1904年の大火事で工場の一部を焼失したが、翌年にはサイロ、工場棟、居住棟を備え、最新技術を導入して大幅に規模を拡大して再建された。第一次世界大戦の影響で、その後数年間は売上が大きく落ち込んだ。そこで、製粉業者は水の力を電気に変え、公共の送電網に供給することにした。その後、電力生産はさらに拡大された。1924年には、すでに 80万kWhを生産していた。

1954年の世紀の大洪水では、ミュールグラーベンとエルスター間のダムに穴を開け、水塊を排出した。この洪水で 2名が亡くなるという悲劇が起きた。堰、橋、工場の外構が破壊された。翌年には、その損傷を修復し、新しい堰を建設した。1970年代に入って、これがまたリニューアルされた。1972年、この工場は収用され、ゲラ穀物工業に編入された。前オーナーが工場長に就任し、工場は解体され、豚の飼料を製造するための簡単なグリストとミキシングプラントが設置された。水力発電所も 1980年以降、使われなくなった。1990年に採算が合わなくなったため、最終的に生産活動を終了しました。

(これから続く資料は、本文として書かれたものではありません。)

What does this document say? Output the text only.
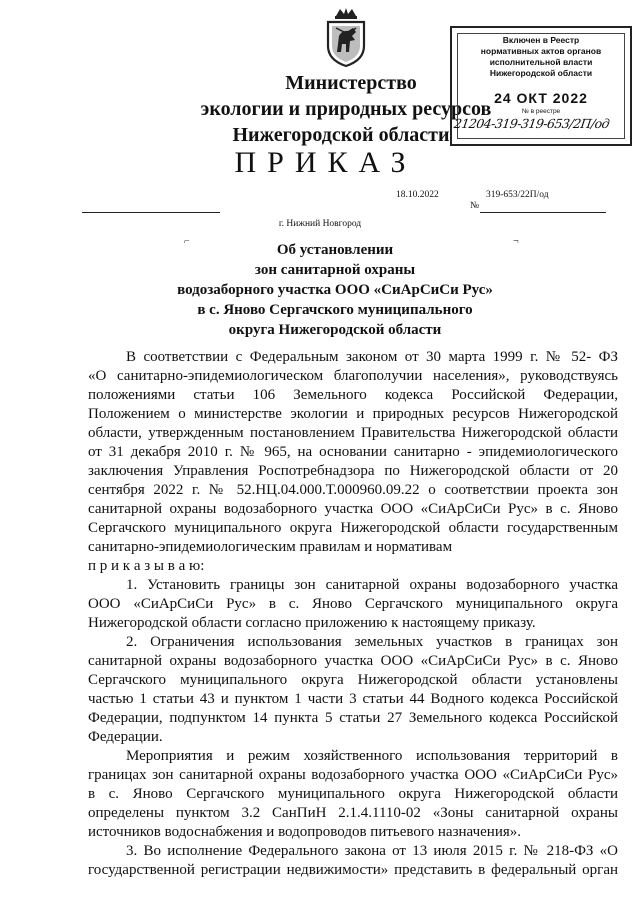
Министерство
экологии и природных ресурсов
Нижегородской области
Включен в Реестр
нормативных актов органов
исполнительной власти
Нижегородской области
24 ОКТ 2022
№ в реестре
21204-319-319-653/2П/од
ПРИКАЗ
18.10.2022	319-653/22П/од
№
г. Нижний Новгород
⌐	¬
Об установлении
зон санитарной охраны
водозаборного участка ООО «СиАрСиСи Рус»
в с. Яново Сергачского муниципального
округа Нижегородской области
В соответствии с Федеральным законом от 30 марта 1999 г. № 52- ФЗ
«О санитарно-эпидемиологическом благополучии населения», руководствуясь
положениями статьи 106 Земельного кодекса Российской Федерации,
Положением о министерстве экологии и природных ресурсов Нижегородской
области, утвержденным постановлением Правительства Нижегородской области
от 31 декабря 2010 г. № 965, на основании санитарно - эпидемиологического
заключения Управления Роспотребнадзора по Нижегородской области от 20
сентября 2022 г. № 52.НЦ.04.000.Т.000960.09.22 о соответствии проекта зон
санитарной охраны водозаборного участка ООО «СиАрСиСи Рус» в с. Яново
Сергачского муниципального округа Нижегородской области государственным
санитарно-эпидемиологическим правилам и нормативам
п р и к а з ы в а ю:
1. Установить границы зон санитарной охраны водозаборного участка
ООО «СиАрСиСи Рус» в с. Яново Сергачского муниципального округа
Нижегородской области согласно приложению к настоящему приказу.
2. Ограничения использования земельных участков в границах зон
санитарной охраны водозаборного участка ООО «СиАрСиСи Рус» в с. Яново
Сергачского муниципального округа Нижегородской области установлены
частью 1 статьи 43 и пунктом 1 части 3 статьи 44 Водного кодекса Российской
Федерации, подпунктом 14 пункта 5 статьи 27 Земельного кодекса Российской
Федерации.
Мероприятия и режим хозяйственного использования территорий в
границах зон санитарной охраны водозаборного участка ООО «СиАрСиСи Рус»
в с. Яново Сергачского муниципального округа Нижегородской области
определены пунктом 3.2 СанПиН 2.1.4.1110-02 «Зоны санитарной охраны
источников водоснабжения и водопроводов питьевого назначения».
3. Во исполнение Федерального закона от 13 июля 2015 г. № 218-ФЗ «О
государственной регистрации недвижимости» представить в федеральный орган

最後の経営者であり 57年間この工場を経営してきたヘルベルト・アウグスト・ミュラー氏は、1992年に 97歳で亡くなった。その前年、孫のウド・ミュラーは、旧工場跡の建物を Treuhandanstaltから譲り受けた。2年後に水力発電所を再建し、2基のタービンで 120万kwhの電力を生み出している」・・・とあります。

2010年 11月の地元紙によれば「Bad Köstritzerのライ麦工場跡に建設されるアドベンチャーホテルの設計図全 20案のうち 7案が発表されました。小さな町が 2軒目を許容するのかどうかという疑問も出てきた」・・・とあります。折角の建物を何かに活用できないか?ということのようですが、簡単ではなさそうですね。

ちなみに、このような川を利用した発電所で不思議な形をしたものは他にもあります。例えばこちら。

また、私が住んでしたリューネブルクは、ハンブルクから比較的近い観光地で、川の上の製粉所・発電所をホテルに改造して成功しました。